MÉMOIRE DE PIERRE
MÉMOIRE DE PIERRE, 2026. Current—
Fr. Les pierres ont une mémoire. Elles conservent les traces du temps, des transformations et des histoires qui les ont traversées. Tout comme le corps, elles portent une mémoire invisible.
Dans MÉMOIRE DE PIERRE, Charlotte explore ce qui s’inscrit en nous, ce qui se transmet et ce qui demeure au fil des générations.
À travers l’histoire de Carol, porteuse d’une mutation du gène BRCA1, la série interroge la relation entre corps, héritage et identité face aux prédispositions génétiques. Une information invisible, inscrite au cœur des cellules, qui traverse parfois les lignées familiales et accompagne celles et ceux qui la portent.
Mais cette série ne cherche pas à représenter la maladie. Elle s’intéresse à ce qui existe au-delà du diagnostic : la manière dont une femme habite son corps, reprend possession de son récit et choisit d’être actrice de ce qui la constitue.
La pierre devient une métaphore de cette mémoire silencieuse. Elle évoque les strates, les traces, les transformations lentes. Elle rappelle que nos corps sont eux aussi des archives vivantes, traversées par des histoires qui nous précèdent.
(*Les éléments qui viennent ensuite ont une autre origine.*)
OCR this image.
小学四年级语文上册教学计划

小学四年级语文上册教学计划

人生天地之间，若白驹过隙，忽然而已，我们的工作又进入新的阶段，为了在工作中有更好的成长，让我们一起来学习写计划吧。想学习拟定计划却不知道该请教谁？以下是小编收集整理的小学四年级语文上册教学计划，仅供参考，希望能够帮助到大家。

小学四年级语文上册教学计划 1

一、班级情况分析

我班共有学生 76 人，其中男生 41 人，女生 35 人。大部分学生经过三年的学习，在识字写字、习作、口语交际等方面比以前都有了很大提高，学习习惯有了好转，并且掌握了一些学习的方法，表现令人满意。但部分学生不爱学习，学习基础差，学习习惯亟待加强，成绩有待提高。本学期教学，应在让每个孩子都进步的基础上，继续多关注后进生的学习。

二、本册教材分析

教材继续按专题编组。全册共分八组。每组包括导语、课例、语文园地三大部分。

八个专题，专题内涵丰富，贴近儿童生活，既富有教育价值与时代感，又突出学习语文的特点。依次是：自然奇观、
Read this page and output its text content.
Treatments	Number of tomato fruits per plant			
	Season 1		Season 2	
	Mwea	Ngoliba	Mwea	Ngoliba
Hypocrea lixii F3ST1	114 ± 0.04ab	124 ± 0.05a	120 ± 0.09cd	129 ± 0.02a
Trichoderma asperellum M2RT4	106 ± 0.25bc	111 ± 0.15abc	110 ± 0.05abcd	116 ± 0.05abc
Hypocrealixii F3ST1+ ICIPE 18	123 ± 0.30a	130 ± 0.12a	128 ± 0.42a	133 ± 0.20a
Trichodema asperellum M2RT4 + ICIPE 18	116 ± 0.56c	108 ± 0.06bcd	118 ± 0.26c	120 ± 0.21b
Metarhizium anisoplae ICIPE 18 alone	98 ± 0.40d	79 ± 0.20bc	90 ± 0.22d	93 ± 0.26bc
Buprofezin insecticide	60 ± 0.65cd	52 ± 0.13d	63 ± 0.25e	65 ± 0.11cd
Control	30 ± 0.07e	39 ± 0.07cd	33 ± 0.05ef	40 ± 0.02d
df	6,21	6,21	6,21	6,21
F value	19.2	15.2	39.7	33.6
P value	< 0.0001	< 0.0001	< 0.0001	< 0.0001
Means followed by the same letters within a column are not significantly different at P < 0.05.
Mémoire de pierre est une invitation à regarder autrement ce que nous portons en nous. Une réflexion sur la connaissance de soi, la transmission et la capacité à transformer une vulnérabilité en force. Car connaître ce que l’on porte, c’est aussi reprendre le pouvoir sur son histoire.
Stones have a memory. They preserve the traces of time, of transformations, and of the stories that have passed through them. Like the body, they carry an invisible memory.
En. In STONE MEMORY, Charlotte explores what is inscribed within us, what is transmitted, and what endures across generations.
Through Carol’s story, a carrier of a BRCA1 gene mutation, the series examines the relationship between the body, inheritance, and identity in the context of genetic predispositions. An invisible information, inscribed at the heart of our cells, that can travel through family lineages and accompany those who carry it.
But this series does not seek to represent illness. It focuses on what exists beyond diagnosis: the way a woman inhabits her body, reclaims her own narrative, and chooses to become an active participant in what shapes her.
The stone becomes a metaphor for this silent memory. It evokes layers, traces, and slow transformations. It reminds us that our bodies are also living archives, shaped by stories that precede us.
Stone memory invites us to look differently at what we carry within ourselves. It is a reflection on self-knowledge, transmission, and the ability to transform vulnerability into strength. Because knowing what we carry is also a way of reclaiming power over our own story.